Now, despite my first paragraph and despite its West Country setting, Fire in the Thatch is set during the Second World War. The cover blurb says “The Second World War is drawing to a close”, but it is not. One of the absent characters is a Prisoner of War of the Japanese, yet his family do not seem too worried, as they would have been after his absence of many years. This makes the book more likely set in the spring and summer of 1943 – long enough for Denis St Cyre’s absence to have struck home, and his petulant and spoilt wife to have been driven out of London to live with her father-in-law on his small estate. Meanwhile Nicholas Vaughan has been invalided out of the Navy (not the army as the cover blurb says), recovering from near-blindness, and has decided to take a small holding on the St Cyre estate. The book is about a quarter of the way through before an old naval friend of Vaughan interviews Lorac’s Chief Inspector Macdonald, trying to persuade him to investigate the death of his friend. It seems that Vaughan’s thatched cottage has burned down and a body was found in the remains. Various dubious characters – mainly wealthy London financiers – are in the area, along with lawyers and estate agents who drop in. They share June St Cyre’s taste for cocktails and dancing. In turn June is very different from her tweed-wearing sister-in-law, Anne, the only woman to have seen inside Vaughan’s renovated cottage. Then, when Macdonald comes to interview these potential witnesses, at least one puts questions to him: is he sure that Vaughan was who he said he was, was the brim of Vaughan’s hat more than just an eyeshade, are the remains from the ashes those of Vaughan or of someone else? Have the police been caught wanting?
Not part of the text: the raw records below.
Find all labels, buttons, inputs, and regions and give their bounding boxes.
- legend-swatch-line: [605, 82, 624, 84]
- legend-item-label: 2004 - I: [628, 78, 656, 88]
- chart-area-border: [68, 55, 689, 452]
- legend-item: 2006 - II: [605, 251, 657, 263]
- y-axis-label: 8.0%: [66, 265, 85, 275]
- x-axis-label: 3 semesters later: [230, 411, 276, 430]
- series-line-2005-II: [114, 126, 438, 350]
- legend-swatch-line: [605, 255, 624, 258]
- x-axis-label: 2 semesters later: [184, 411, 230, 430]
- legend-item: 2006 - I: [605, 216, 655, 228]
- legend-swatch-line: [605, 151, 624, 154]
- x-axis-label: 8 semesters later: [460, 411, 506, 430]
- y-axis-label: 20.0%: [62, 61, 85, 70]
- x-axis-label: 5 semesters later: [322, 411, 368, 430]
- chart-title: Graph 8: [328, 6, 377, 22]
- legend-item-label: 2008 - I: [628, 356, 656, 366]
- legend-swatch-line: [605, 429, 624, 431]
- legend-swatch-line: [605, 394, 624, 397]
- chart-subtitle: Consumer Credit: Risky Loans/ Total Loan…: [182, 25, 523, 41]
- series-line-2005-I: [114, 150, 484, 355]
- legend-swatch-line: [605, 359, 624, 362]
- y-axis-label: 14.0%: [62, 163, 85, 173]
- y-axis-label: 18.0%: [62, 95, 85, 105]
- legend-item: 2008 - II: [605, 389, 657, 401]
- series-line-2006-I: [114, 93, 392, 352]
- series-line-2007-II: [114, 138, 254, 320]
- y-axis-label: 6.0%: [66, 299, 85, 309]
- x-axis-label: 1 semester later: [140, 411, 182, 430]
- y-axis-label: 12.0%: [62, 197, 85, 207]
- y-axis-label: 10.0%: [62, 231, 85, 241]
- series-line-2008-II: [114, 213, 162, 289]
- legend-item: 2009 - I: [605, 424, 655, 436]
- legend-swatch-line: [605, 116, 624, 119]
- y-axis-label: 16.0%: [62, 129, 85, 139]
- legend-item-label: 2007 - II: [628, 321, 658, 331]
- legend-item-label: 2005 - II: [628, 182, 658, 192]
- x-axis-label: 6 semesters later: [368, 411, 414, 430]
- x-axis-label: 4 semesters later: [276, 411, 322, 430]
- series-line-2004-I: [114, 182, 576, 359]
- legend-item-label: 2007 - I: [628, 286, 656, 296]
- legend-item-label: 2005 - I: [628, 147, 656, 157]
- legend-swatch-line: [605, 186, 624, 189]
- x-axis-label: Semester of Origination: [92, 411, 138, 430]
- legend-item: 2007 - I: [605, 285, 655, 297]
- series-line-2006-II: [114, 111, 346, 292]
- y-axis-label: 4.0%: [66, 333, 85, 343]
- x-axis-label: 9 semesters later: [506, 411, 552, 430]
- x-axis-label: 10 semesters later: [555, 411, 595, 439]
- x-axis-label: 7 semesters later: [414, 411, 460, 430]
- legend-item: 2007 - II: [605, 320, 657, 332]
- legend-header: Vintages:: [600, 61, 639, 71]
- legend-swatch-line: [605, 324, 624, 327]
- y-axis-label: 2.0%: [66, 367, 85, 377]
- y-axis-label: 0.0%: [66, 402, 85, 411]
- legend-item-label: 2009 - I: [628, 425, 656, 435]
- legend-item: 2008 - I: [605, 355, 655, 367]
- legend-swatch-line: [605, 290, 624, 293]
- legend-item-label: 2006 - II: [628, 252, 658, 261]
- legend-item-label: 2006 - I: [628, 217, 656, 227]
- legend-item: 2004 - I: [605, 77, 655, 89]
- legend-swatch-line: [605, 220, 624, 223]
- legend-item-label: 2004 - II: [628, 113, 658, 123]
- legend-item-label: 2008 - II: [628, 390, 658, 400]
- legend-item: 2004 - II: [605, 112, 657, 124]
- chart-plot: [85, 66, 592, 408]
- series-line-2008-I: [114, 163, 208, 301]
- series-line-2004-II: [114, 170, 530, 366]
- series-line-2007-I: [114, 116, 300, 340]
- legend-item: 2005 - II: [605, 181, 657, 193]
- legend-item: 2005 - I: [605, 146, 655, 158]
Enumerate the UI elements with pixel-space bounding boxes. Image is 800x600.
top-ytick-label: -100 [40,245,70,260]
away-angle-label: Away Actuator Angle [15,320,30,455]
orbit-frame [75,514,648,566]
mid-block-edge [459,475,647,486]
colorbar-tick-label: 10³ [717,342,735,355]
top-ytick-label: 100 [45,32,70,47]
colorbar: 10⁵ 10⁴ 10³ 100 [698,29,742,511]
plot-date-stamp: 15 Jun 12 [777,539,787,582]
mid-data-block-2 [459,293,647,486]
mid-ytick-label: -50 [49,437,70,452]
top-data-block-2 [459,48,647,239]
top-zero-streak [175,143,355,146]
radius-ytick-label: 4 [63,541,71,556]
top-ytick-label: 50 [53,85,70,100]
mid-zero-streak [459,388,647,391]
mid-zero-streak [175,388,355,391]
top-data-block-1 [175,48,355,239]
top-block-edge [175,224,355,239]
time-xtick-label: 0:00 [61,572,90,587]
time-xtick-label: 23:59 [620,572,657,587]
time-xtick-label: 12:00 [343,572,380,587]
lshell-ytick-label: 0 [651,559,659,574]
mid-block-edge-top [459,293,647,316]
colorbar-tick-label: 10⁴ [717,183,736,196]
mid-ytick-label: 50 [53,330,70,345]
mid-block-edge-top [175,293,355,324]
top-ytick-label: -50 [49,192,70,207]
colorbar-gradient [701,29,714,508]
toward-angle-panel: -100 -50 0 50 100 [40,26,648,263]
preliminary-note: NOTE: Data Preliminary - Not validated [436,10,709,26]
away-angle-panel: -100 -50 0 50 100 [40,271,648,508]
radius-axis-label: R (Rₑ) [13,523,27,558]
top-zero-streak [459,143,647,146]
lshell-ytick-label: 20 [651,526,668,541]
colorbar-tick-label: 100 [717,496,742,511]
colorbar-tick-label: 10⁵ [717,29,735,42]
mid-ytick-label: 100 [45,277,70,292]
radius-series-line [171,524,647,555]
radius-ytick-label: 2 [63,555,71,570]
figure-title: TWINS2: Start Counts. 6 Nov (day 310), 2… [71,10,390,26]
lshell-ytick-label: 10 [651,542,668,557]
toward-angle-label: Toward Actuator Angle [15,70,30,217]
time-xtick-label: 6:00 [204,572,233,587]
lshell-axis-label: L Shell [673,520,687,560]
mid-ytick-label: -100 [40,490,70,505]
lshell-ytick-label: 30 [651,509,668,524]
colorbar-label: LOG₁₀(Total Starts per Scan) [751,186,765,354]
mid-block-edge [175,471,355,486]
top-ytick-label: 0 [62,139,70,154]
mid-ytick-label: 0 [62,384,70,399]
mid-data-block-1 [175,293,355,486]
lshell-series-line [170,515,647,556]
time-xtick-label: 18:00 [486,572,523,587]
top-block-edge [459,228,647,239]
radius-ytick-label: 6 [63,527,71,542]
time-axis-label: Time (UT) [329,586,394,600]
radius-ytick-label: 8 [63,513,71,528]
A knowledge of English geography and an awareness of abnormal psychology – with some references to Macdonald’s childhood visits to the Scottish highlands – helps solve the mystery.

Unlike Ernest Hemingway’s Men Without Women, what is notable about Fire in the Thatch is that nearly every character, male and female, is without a partner. That is mostly because they are somewhere else, doing something war-related: prisoner of war, driving an ambulance in town, or simply separated. Vaughan, although he never said this explicitly, might have been waiting for someone, too. It is in those motives for separation and the crazed desire to make re-connection that the solution lies. The same motives and the same devastating crimes occur still: possession, keeping face, and even sadistic power.

There is melodrama in Lorac’s final showdown, but it is melodrama in presentation not in reason.